Um grupo misterioso de cibercriminosos iniciou uma campanha para assumir o controle de servidores e sistemas anteriormente invadidos pelo coletivo TeamPCP. De acordo com relatos publicados nesta quinta-feira (07/05), os novos invasores não apenas acessam os ambientes vulneráveis, mas também removem sistematicamente as ferramentas de hacking e os acessos mantidos pelos ocupantes anteriores.
A dinâmica do sequestro de acessos
A operação funciona como um tipo de pirataria digital moderna. O grupo desconhecido utiliza as mesmas brechas e backdoors deixados pelo TeamPCP para entrar nos sistemas. Uma vez estabelecidos, eles executam scripts de limpeza que identificam e eliminam o software malicioso conhecido como “TeamPCP cloud stealer”, além de revogar chaves de API e tokens de acesso que estavam sob posse do grupo rival.
Especialistas em segurança digital indicam que essa tática visa garantir a exclusividade dos recursos comprometidos. Ao expulsar o TeamPCP, os novos invasores asseguram que toda a capacidade de processamento dos servidores — frequentemente utilizada para mineração de criptomoedas ou ataques de negação de serviço (DDoS) — seja direcionada apenas para seus próprios objetivos, eliminando a concorrência interna nos sistemas das vítimas.
Quem é o grupo TeamPCP e por que isso importa
O TeamPCP ganhou notoriedade global entre março e abril de 2026 após liderar ataques massivos à cadeia de suprimentos de ferramentas de segurança. O grupo foi responsável por comprometer o scanner de vulnerabilidades Trivy e a biblioteca de inteligência artificial LiteLLM, afetando milhares de ambientes de nuvem em plataformas como AWS e Azure. A invasão mais recente atribuída a eles envolveu o vazamento de 92 GB de dados da Comissão Europeia.
A investida do novo grupo contra o TeamPCP ocorre em um momento crítico. O TeamPCP havia anunciado recentemente parcerias com grupos de ransomware, como o Vect Ransomware Group, para operacionalizar os acessos obtidos através de suas campanhas de supply chain. Com a expulsão ruidosa desses acessos, muitos dos ataques de extorsão planejados podem ter sido neutralizados ou simplesmente transferidos para as mãos de um novo controlador ainda desconhecido.
- Impacto Forense: A remoção de ferramentas dificulta o trabalho de equipes de resposta a incidentes, pois apaga rastros da invasão original.
- Conflito por Recursos: A disputa demonstra que o mercado de cibercrime está saturado, levando grupos a lutarem por infraestruturas já vulneráveis.
- Segurança Residual: Embora o sistema pareça estar sendo “limpo”, a vítima continua sob controle de um agente malicioso.
Consequências para a cibersegurança empresarial
Este fenômeno de hackers expulsando outros hackers complica drasticamente a análise de riscos para empresas de tecnologia.
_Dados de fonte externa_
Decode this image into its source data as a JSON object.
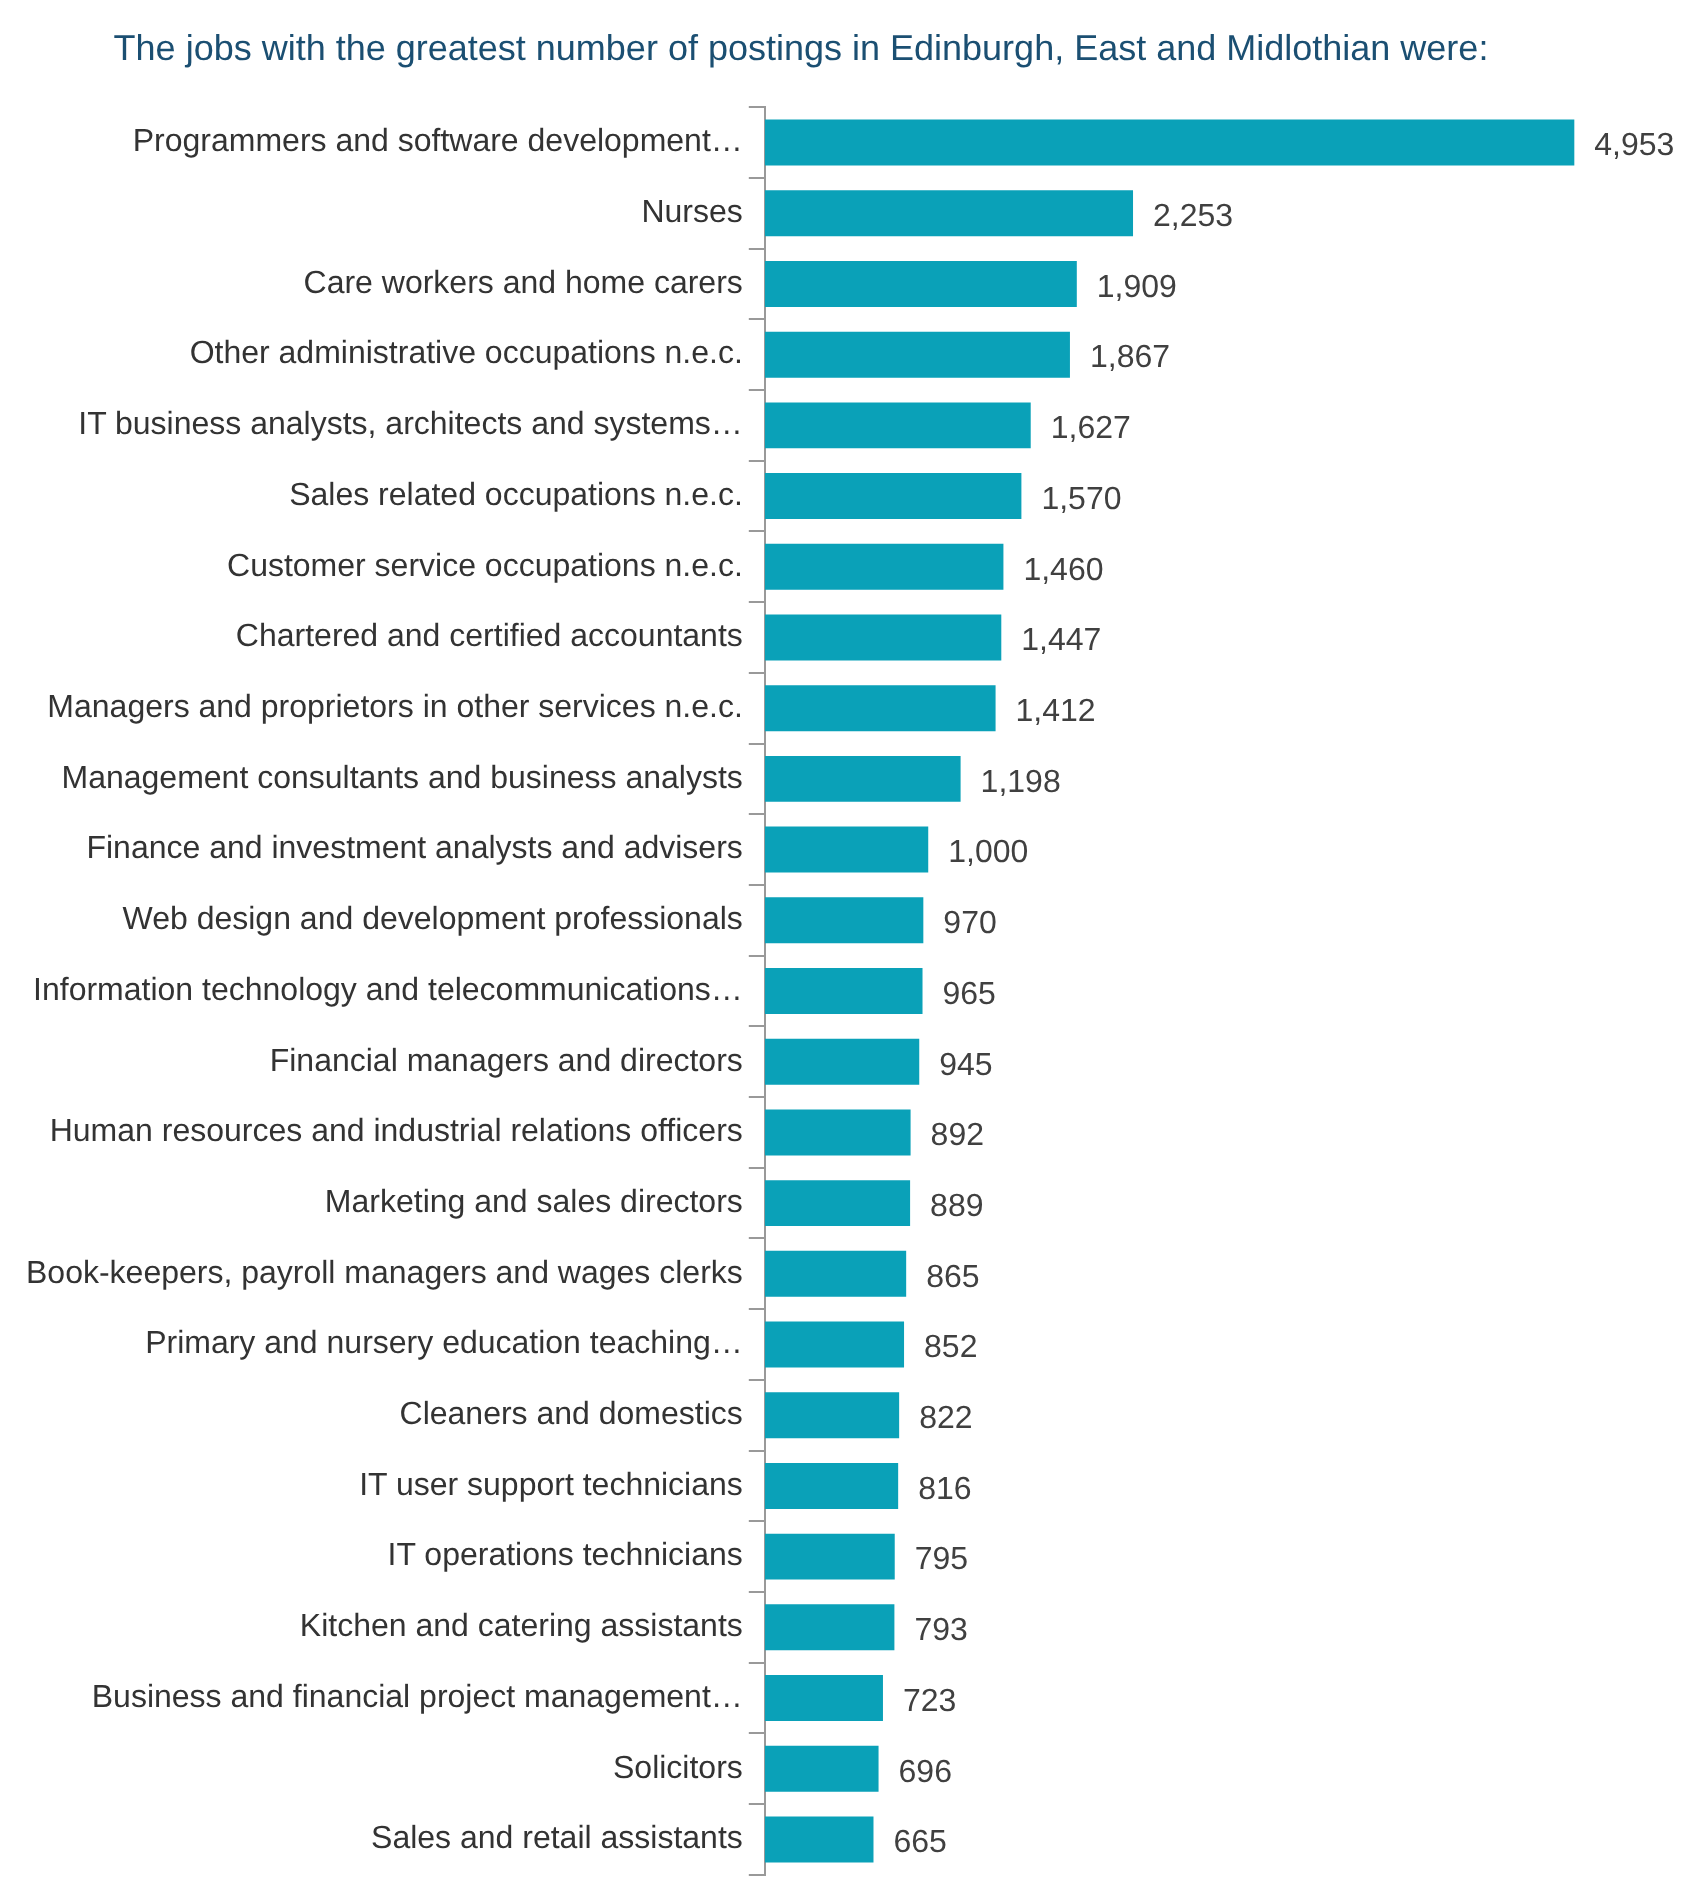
{
  "chart_data": {
    "type": "bar",
    "orientation": "horizontal",
    "title": "The jobs with the greatest number of postings in Edinburgh, East and Midlothian were:",
    "categories": [
      "Programmers and software development…",
      "Nurses",
      "Care workers and home carers",
      "Other administrative occupations n.e.c.",
      "IT business analysts, architects and systems…",
      "Sales related occupations n.e.c.",
      "Customer service occupations n.e.c.",
      "Chartered and certified accountants",
      "Managers and proprietors in other services n.e.c.",
      "Management consultants and business analysts",
      "Finance and investment analysts and advisers",
      "Web design and development professionals",
      "Information technology and telecommunications…",
      "Financial managers and directors",
      "Human resources and industrial relations officers",
      "Marketing and sales directors",
      "Book-keepers, payroll managers and wages clerks",
      "Primary and nursery education teaching…",
      "Cleaners and domestics",
      "IT user support technicians",
      "IT operations technicians",
      "Kitchen and catering assistants",
      "Business and financial project management…",
      "Solicitors",
      "Sales and retail assistants"
    ],
    "values": [
      4953,
      2253,
      1909,
      1867,
      1627,
      1570,
      1460,
      1447,
      1412,
      1198,
      1000,
      970,
      965,
      945,
      892,
      889,
      865,
      852,
      822,
      816,
      795,
      793,
      723,
      696,
      665
    ],
    "value_labels": [
      "4,953",
      "2,253",
      "1,909",
      "1,867",
      "1,627",
      "1,570",
      "1,460",
      "1,447",
      "1,412",
      "1,198",
      "1,000",
      "970",
      "965",
      "945",
      "892",
      "889",
      "865",
      "852",
      "822",
      "816",
      "795",
      "793",
      "723",
      "696",
      "665"
    ],
    "color": "#0aa1b8"
  }
}
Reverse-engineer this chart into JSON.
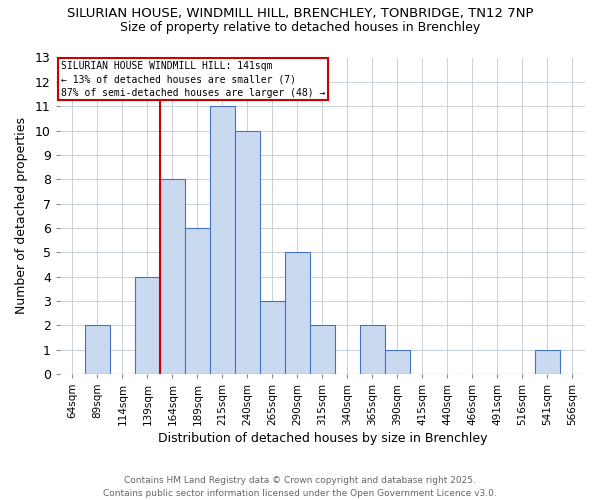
{
  "title_line1": "SILURIAN HOUSE, WINDMILL HILL, BRENCHLEY, TONBRIDGE, TN12 7NP",
  "title_line2": "Size of property relative to detached houses in Brenchley",
  "xlabel": "Distribution of detached houses by size in Brenchley",
  "ylabel": "Number of detached properties",
  "categories": [
    "64sqm",
    "89sqm",
    "114sqm",
    "139sqm",
    "164sqm",
    "189sqm",
    "215sqm",
    "240sqm",
    "265sqm",
    "290sqm",
    "315sqm",
    "340sqm",
    "365sqm",
    "390sqm",
    "415sqm",
    "440sqm",
    "466sqm",
    "491sqm",
    "516sqm",
    "541sqm",
    "566sqm"
  ],
  "values": [
    0,
    2,
    0,
    4,
    8,
    6,
    11,
    10,
    3,
    5,
    2,
    0,
    2,
    1,
    0,
    0,
    0,
    0,
    0,
    1,
    0
  ],
  "ylim": [
    0,
    13
  ],
  "yticks": [
    0,
    1,
    2,
    3,
    4,
    5,
    6,
    7,
    8,
    9,
    10,
    11,
    12,
    13
  ],
  "bar_color": "#c9d9f0",
  "bar_edge_color": "#4472c4",
  "vline_x_index": 3,
  "vline_color": "#cc0000",
  "annotation_text": "SILURIAN HOUSE WINDMILL HILL: 141sqm\n← 13% of detached houses are smaller (7)\n87% of semi-detached houses are larger (48) →",
  "footer_line1": "Contains HM Land Registry data © Crown copyright and database right 2025.",
  "footer_line2": "Contains public sector information licensed under the Open Government Licence v3.0.",
  "background_color": "#ffffff",
  "grid_color": "#c8d0d8"
}
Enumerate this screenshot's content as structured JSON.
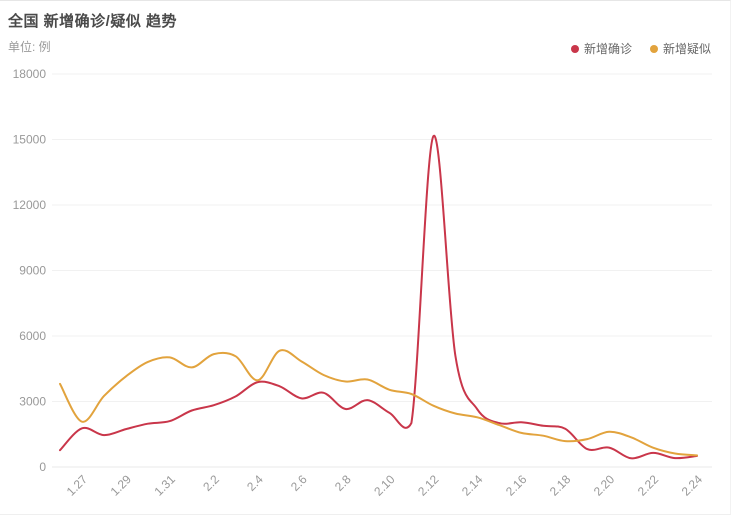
{
  "header": {
    "title": "全国 新增确诊/疑似 趋势",
    "unit_label": "单位: 例"
  },
  "chart_data": {
    "type": "line",
    "title": "全国 新增确诊/疑似 趋势",
    "unit": "例",
    "smooth": true,
    "grid": true,
    "legend_position": "top-right",
    "x": [
      "1.26",
      "1.27",
      "1.28",
      "1.29",
      "1.30",
      "1.31",
      "2.1",
      "2.2",
      "2.3",
      "2.4",
      "2.5",
      "2.6",
      "2.7",
      "2.8",
      "2.9",
      "2.10",
      "2.11",
      "2.12",
      "2.13",
      "2.14",
      "2.15",
      "2.16",
      "2.17",
      "2.18",
      "2.19",
      "2.20",
      "2.21",
      "2.22",
      "2.23",
      "2.24"
    ],
    "x_label_start": 1,
    "x_label_every": 2,
    "series": [
      {
        "name": "新增确诊",
        "color": "#c9364a",
        "values": [
          769,
          1771,
          1459,
          1737,
          1982,
          2102,
          2590,
          2829,
          3235,
          3887,
          3694,
          3143,
          3399,
          2656,
          3062,
          2478,
          2015,
          15152,
          5090,
          2641,
          2009,
          2048,
          1886,
          1749,
          820,
          889,
          397,
          648,
          409,
          508
        ]
      },
      {
        "name": "新增疑似",
        "color": "#e2a33d",
        "values": [
          3806,
          2077,
          3248,
          4148,
          4812,
          5019,
          4562,
          5173,
          5072,
          3971,
          5328,
          4833,
          4214,
          3916,
          4008,
          3536,
          3342,
          2807,
          2450,
          2277,
          1918,
          1563,
          1432,
          1185,
          1277,
          1614,
          1361,
          882,
          620,
          530
        ]
      }
    ],
    "ylim": [
      0,
      18000
    ],
    "y_ticks": [
      0,
      3000,
      6000,
      9000,
      12000,
      15000,
      18000
    ],
    "xlabel": "",
    "ylabel": "单位: 例"
  },
  "colors": {
    "grid_line": "#f1f1f1",
    "axis_zero_line": "#e8e8e8",
    "axis_text": "#999999",
    "title_text": "#4a4a4a",
    "legend_text": "#666666",
    "background": "#ffffff"
  }
}
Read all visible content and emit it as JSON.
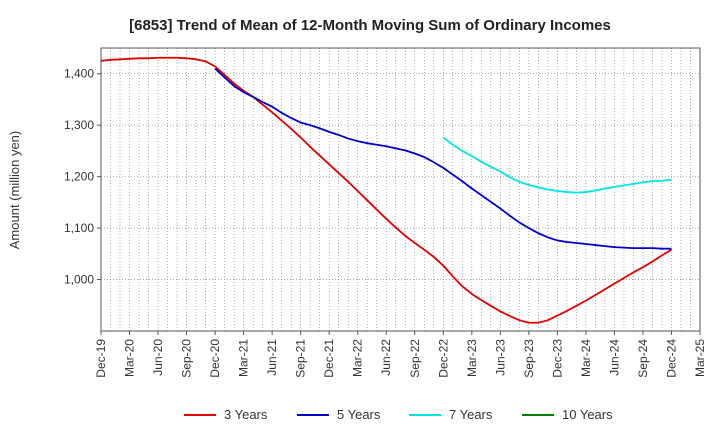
{
  "chart_data": {
    "type": "line",
    "title": "[6853]  Trend of Mean of 12-Month Moving Sum of Ordinary Incomes",
    "xlabel": "",
    "ylabel": "Amount (million yen)",
    "ylim": [
      900,
      1450
    ],
    "yticks": [
      1000,
      1100,
      1200,
      1300,
      1400
    ],
    "ytick_labels": [
      "1,000",
      "1,100",
      "1,200",
      "1,300",
      "1,400"
    ],
    "x_start_index": 0,
    "x_end_index": 63,
    "xtick_labels": [
      "Dec-19",
      "Mar-20",
      "Jun-20",
      "Sep-20",
      "Dec-20",
      "Mar-21",
      "Jun-21",
      "Sep-21",
      "Dec-21",
      "Mar-22",
      "Jun-22",
      "Sep-22",
      "Dec-22",
      "Mar-23",
      "Jun-23",
      "Sep-23",
      "Dec-23",
      "Mar-24",
      "Jun-24",
      "Sep-24",
      "Dec-24",
      "Mar-25"
    ],
    "grid": true,
    "series": [
      {
        "name": "3 Years",
        "color": "#e00000",
        "x": [
          0,
          1,
          2,
          3,
          4,
          5,
          6,
          7,
          8,
          9,
          10,
          11,
          12,
          13,
          14,
          15,
          16,
          17,
          18,
          19,
          20,
          21,
          22,
          23,
          24,
          25,
          26,
          27,
          28,
          29,
          30,
          31,
          32,
          33,
          34,
          35,
          36,
          37,
          38,
          39,
          40,
          41,
          42,
          43,
          44,
          45,
          46,
          47,
          48,
          49,
          50,
          51,
          52,
          53,
          54,
          55,
          56,
          57,
          58,
          59,
          60
        ],
        "values": [
          1425,
          1427,
          1428,
          1429,
          1430,
          1430,
          1431,
          1431,
          1431,
          1430,
          1428,
          1424,
          1414,
          1398,
          1381,
          1367,
          1355,
          1340,
          1325,
          1309,
          1293,
          1276,
          1258,
          1241,
          1224,
          1207,
          1190,
          1172,
          1154,
          1136,
          1118,
          1101,
          1085,
          1071,
          1058,
          1044,
          1027,
          1006,
          987,
          972,
          960,
          949,
          938,
          929,
          921,
          916,
          916,
          921,
          930,
          939,
          949,
          959,
          970,
          981,
          992,
          1003,
          1014,
          1024,
          1035,
          1047,
          1058
        ]
      },
      {
        "name": "5 Years",
        "color": "#0000c8",
        "x": [
          12,
          13,
          14,
          15,
          16,
          17,
          18,
          19,
          20,
          21,
          22,
          23,
          24,
          25,
          26,
          27,
          28,
          29,
          30,
          31,
          32,
          33,
          34,
          35,
          36,
          37,
          38,
          39,
          40,
          41,
          42,
          43,
          44,
          45,
          46,
          47,
          48,
          49,
          50,
          51,
          52,
          53,
          54,
          55,
          56,
          57,
          58,
          59,
          60
        ],
        "values": [
          1410,
          1393,
          1376,
          1364,
          1355,
          1345,
          1336,
          1324,
          1314,
          1305,
          1300,
          1294,
          1287,
          1281,
          1274,
          1269,
          1265,
          1262,
          1259,
          1255,
          1251,
          1245,
          1238,
          1228,
          1217,
          1204,
          1191,
          1177,
          1164,
          1151,
          1138,
          1124,
          1111,
          1100,
          1090,
          1082,
          1076,
          1073,
          1071,
          1069,
          1067,
          1065,
          1063,
          1062,
          1061,
          1061,
          1061,
          1060,
          1060
        ]
      },
      {
        "name": "7 Years",
        "color": "#00e5e5",
        "x": [
          36,
          37,
          38,
          39,
          40,
          41,
          42,
          43,
          44,
          45,
          46,
          47,
          48,
          49,
          50,
          51,
          52,
          53,
          54,
          55,
          56,
          57,
          58,
          59,
          60
        ],
        "values": [
          1276,
          1262,
          1250,
          1240,
          1229,
          1219,
          1210,
          1199,
          1190,
          1184,
          1179,
          1175,
          1172,
          1170,
          1169,
          1170,
          1173,
          1177,
          1180,
          1183,
          1186,
          1189,
          1191,
          1192,
          1194
        ]
      },
      {
        "name": "10 Years",
        "color": "#008000",
        "x": [],
        "values": []
      }
    ]
  }
}
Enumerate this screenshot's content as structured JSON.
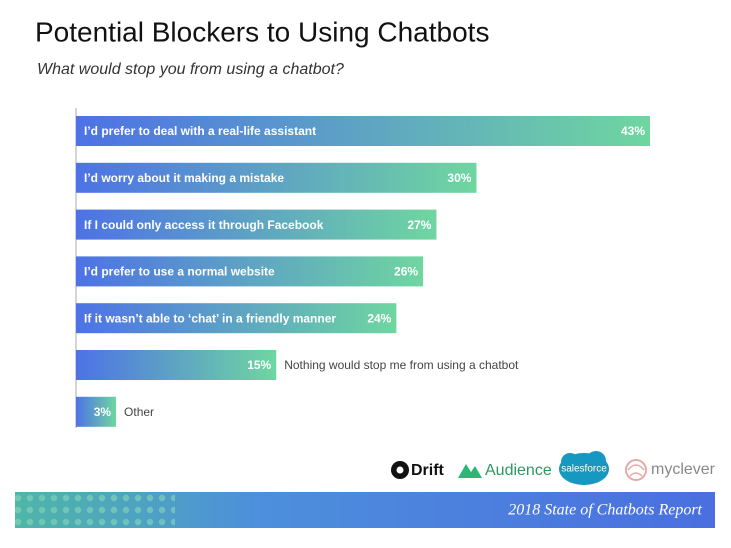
{
  "chart_data": {
    "type": "bar",
    "orientation": "horizontal",
    "title": "Potential Blockers to Using Chatbots",
    "subtitle": "What would stop you from using a chatbot?",
    "categories": [
      "I’d prefer to deal with a real-life assistant",
      "I’d worry about it making a mistake",
      "If I could only access it through Facebook",
      "I’d prefer to use a normal website",
      "If it wasn’t able to ‘chat’ in a friendly manner",
      "Nothing would stop me from using a chatbot",
      "Other"
    ],
    "values": [
      43,
      30,
      27,
      26,
      24,
      15,
      3
    ],
    "value_labels": [
      "43%",
      "30%",
      "27%",
      "26%",
      "24%",
      "15%",
      "3%"
    ],
    "gradient": [
      "#4d72e6",
      "#6fd6a0"
    ]
  },
  "logos": [
    "Drift",
    "Audience",
    "salesforce",
    "myclever"
  ],
  "footer": "2018 State of Chatbots Report"
}
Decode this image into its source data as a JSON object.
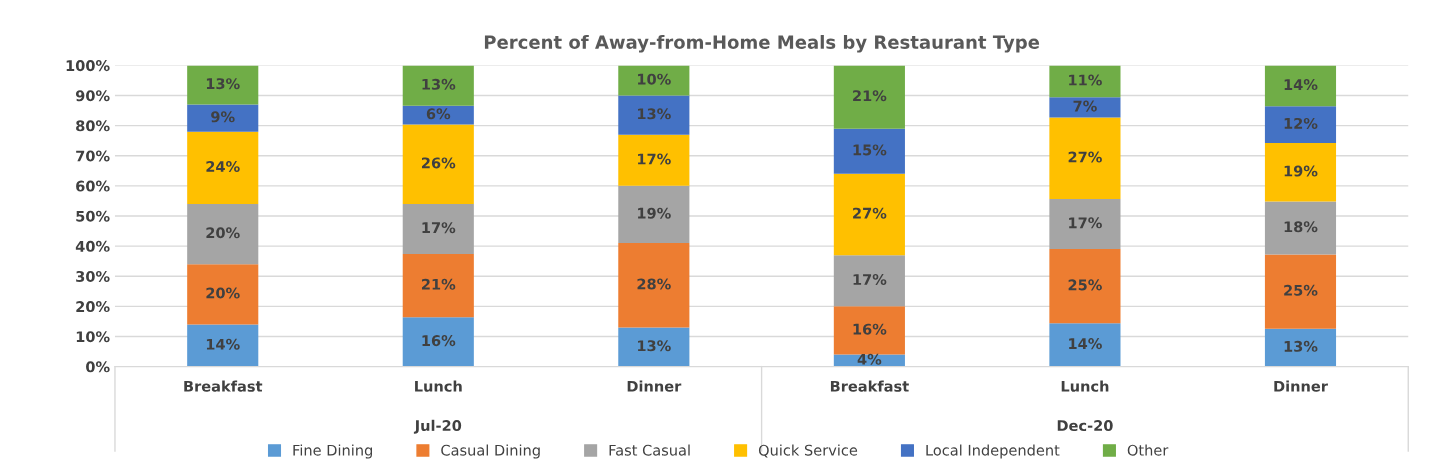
{
  "chart_data": {
    "type": "bar",
    "title": "Percent of Away-from-Home Meals by Restaurant Type",
    "categories": [
      "Breakfast",
      "Lunch",
      "Dinner",
      "Breakfast",
      "Lunch",
      "Dinner"
    ],
    "annotations": [
      "Jul-20",
      "Dec-20"
    ],
    "stacked": true,
    "series": [
      {
        "name": "Fine Dining",
        "color": "#5b9bd5",
        "values": [
          14,
          16.4,
          13,
          4,
          14.4,
          12.6
        ],
        "value_labels": [
          "14%",
          "16%",
          "13%",
          "4%",
          "14%",
          "13%"
        ]
      },
      {
        "name": "Casual Dining",
        "color": "#ed7d31",
        "values": [
          20,
          21,
          28,
          16,
          24.6,
          24.6
        ],
        "value_labels": [
          "20%",
          "21%",
          "28%",
          "16%",
          "25%",
          "25%"
        ]
      },
      {
        "name": "Fast Casual",
        "color": "#a5a5a5",
        "values": [
          20,
          16.6,
          19,
          17,
          16.6,
          17.6
        ],
        "value_labels": [
          "20%",
          "17%",
          "19%",
          "17%",
          "17%",
          "18%"
        ]
      },
      {
        "name": "Quick Service",
        "color": "#ffc000",
        "values": [
          24,
          26.4,
          17,
          27,
          27.1,
          19.4
        ],
        "value_labels": [
          "24%",
          "26%",
          "17%",
          "27%",
          "27%",
          "19%"
        ]
      },
      {
        "name": "Local Independent",
        "color": "#4472c4",
        "values": [
          9,
          6.2,
          13,
          15,
          6.7,
          12.2
        ],
        "value_labels": [
          "9%",
          "6%",
          "13%",
          "15%",
          "7%",
          "12%"
        ]
      },
      {
        "name": "Other",
        "color": "#70ad47",
        "values": [
          13,
          13.4,
          10,
          21,
          10.6,
          13.6
        ],
        "value_labels": [
          "13%",
          "13%",
          "10%",
          "21%",
          "11%",
          "14%"
        ]
      }
    ],
    "ylim": [
      0,
      100
    ],
    "yticks": [
      {
        "value": 0,
        "label": "0%"
      },
      {
        "value": 10,
        "label": "10%"
      },
      {
        "value": 20,
        "label": "20%"
      },
      {
        "value": 30,
        "label": "30%"
      },
      {
        "value": 40,
        "label": "40%"
      },
      {
        "value": 50,
        "label": "50%"
      },
      {
        "value": 60,
        "label": "60%"
      },
      {
        "value": 70,
        "label": "70%"
      },
      {
        "value": 80,
        "label": "80%"
      },
      {
        "value": 90,
        "label": "90%"
      },
      {
        "value": 100,
        "label": "100%"
      }
    ],
    "grid": "y",
    "legend": "bottom"
  }
}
Para o administrador de sistemas, o sinal de que um malware foi removido de forma não autorizada pode gerar a falsa impressão de que a vulnerabilidade foi corrigida por um processo interno, quando, na verdade, o controle apenas mudou de mãos. O desaparecimento de arquivos maliciosos conhecidos do TeamPCP sem uma intervenção oficial da equipe de TI é agora um sinal de alerta máximo.
Para as organizações que utilizam ferramentas como GitHub Actions ou dependências de código aberto afetadas pelas ondas de ataques de 2026, a recomendação permanece o isolamento completo dos ambientes e a rotação total de credenciais. A presença de um segundo invasor “limpando” o terreno não reduz a gravidade da exposição original, mas adiciona uma camada de incerteza sobre qual grupo detém os dados sensíveis da empresa.
O cenário atual reflete uma mudança na economia do cibercrime. Grupos que antes operavam de forma isolada agora enfrentam uma disputa predatória por alvos de alto valor. Para profissionais de segurança, isso significa que o monitoramento deve ser focado não apenas na detecção de novas ameaças, mas na análise de comportamentos anômalos que sugiram uma troca de comando clandestina dentro da própria infraestrutura.